C’è da dire, in effetti, che molti altri Paesi produttori hanno optato per l’uso esclusivo di semola di grano duro per la produzione di pasta e cercano di offrire un prodotto di buona qualità. Tuttavia, la pasta italiana rappresenta comunque il prodotto di qualità per eccellenza e resta inconfondibile grazie alle sue caratteristiche di elasticità, resa e tenuta in cottura.
Di questo sono consapevoli i consumatori di tutto il mondo, i quali, anche in presenza di pasta prodotta localmente, attribuiscono al prodotto italiano un valore più elevato. La competizione con i produttori locali, inoltre, è di stimolo a mantenere alto il livello qualitativo della nostra offerta, anche in termini di servizio e differenziazione.

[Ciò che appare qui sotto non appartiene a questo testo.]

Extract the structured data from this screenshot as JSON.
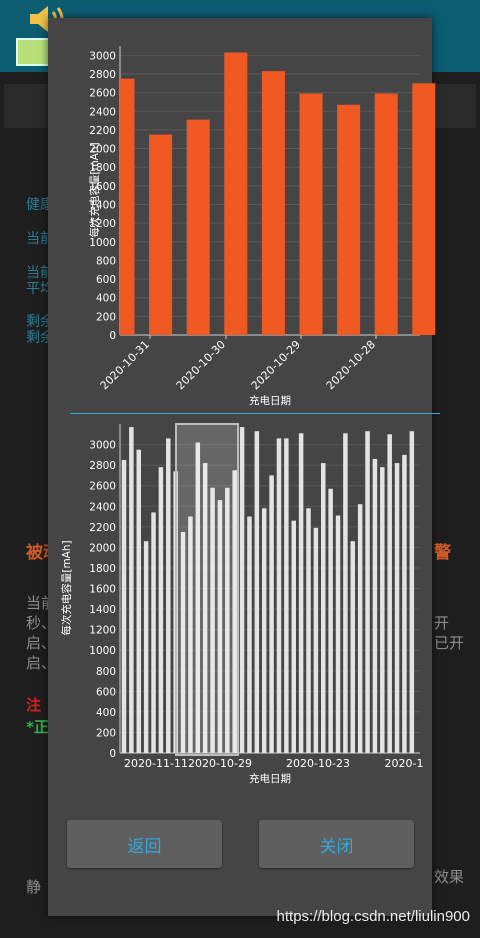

Non è da sottovalutare il fatto che le produzioni locali contribuiscono, grazie alla loro maggiore diffusione sul mercato, a diffondere la conoscenza della pasta, allargando gli spazi di penetrazione per il prodotto italiano.

Complessivamente si stima che nel mondo vengano prodotte circa 12 milioni di tonnellate di pasta.

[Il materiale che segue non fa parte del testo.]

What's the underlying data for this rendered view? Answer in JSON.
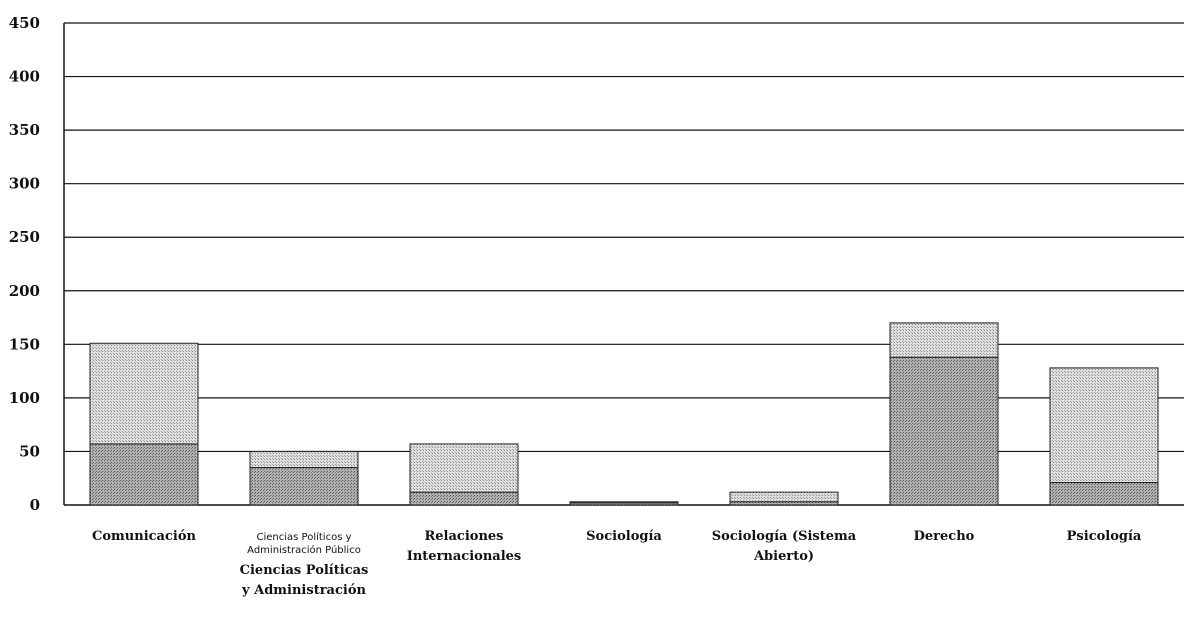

L’Italia si conferma leader assoluto del mercato mondiale, con oltre 3 milioni di tonnellate di pasta prodotte, quindi l’industria italiana della pasta non teme ancora concorrenti in termini di volumi, grazie ai 127 stabilimenti di produzione di pasta secca e ai 31 di pasta fresca, che nell’insieme rappresentano un potenziale produttivo di 4.900.000 tonnellate.

La pasta preferita, in Italia e all'estero
Stando a quando riferito dalla rivista “Guardian”, gli inglesi prediligono gli spaghetti alla Bolognese; secondo quanto dichiarato da “El Mundo” in Spagna sono particolarmente apprezzate le lasagne, mentre i dati della National Pasta Association, che registrano le preferenze dei cittadini statunitensi, mettono al primo posto gli spaghetti, seguiti da lasagne e maccheroni al formaggio.
E gli italiani?
Secondo un'altra indagine - dove si afferma che la pasta in Italia si porta in tavola almeno una volta al giorno, due al Sud - pare che il formato prediletto dagli abitanti del Bel Paese siano i maccheroni: preferiti dal 56% degli intervistati, particolarmente apprezzati per la loro versatilità. Dopo i maccheroni vengono gli spaghetti (12,1%), che sono preferiti soprattutto dagli uomini e gustati al sugo e al dente. Il 7,2% degli intervistati, infine, predilige le penne, le più amate dai giovani. Seguono a ruota fusilli, farfalle, conchiglie, tortellini, linguine, tagliatelle e gnocchi..... e chi più ne ha più ne metta!

Mercati esteri
E’ però sul mercato estero, che vale oltre il 50% della produzione nazionale, che la pasta ha realizzato le performances migliori: i consumi sono infatti in costante crescita, tanto che le esportazioni hanno superato i consumi nazionali. Un dato molto positivo se si tiene conto dell’aumento delle materie prime e il rapporto negativo del cambio euro/dollaro.
Oltre il 60% delle paste esportate è stato assorbito da solo cinque paesi, che in ordine di consumi sono: Germania (20%), Francia (16%) e Regno Unito (15%). USA e Giappone che si confermano rispettivamente al quarto e quinto posto, con una quota pari, rispettivamente al 7% e 5%. Un dato estremamente importante per capire la potenzialità del mercato mondiale.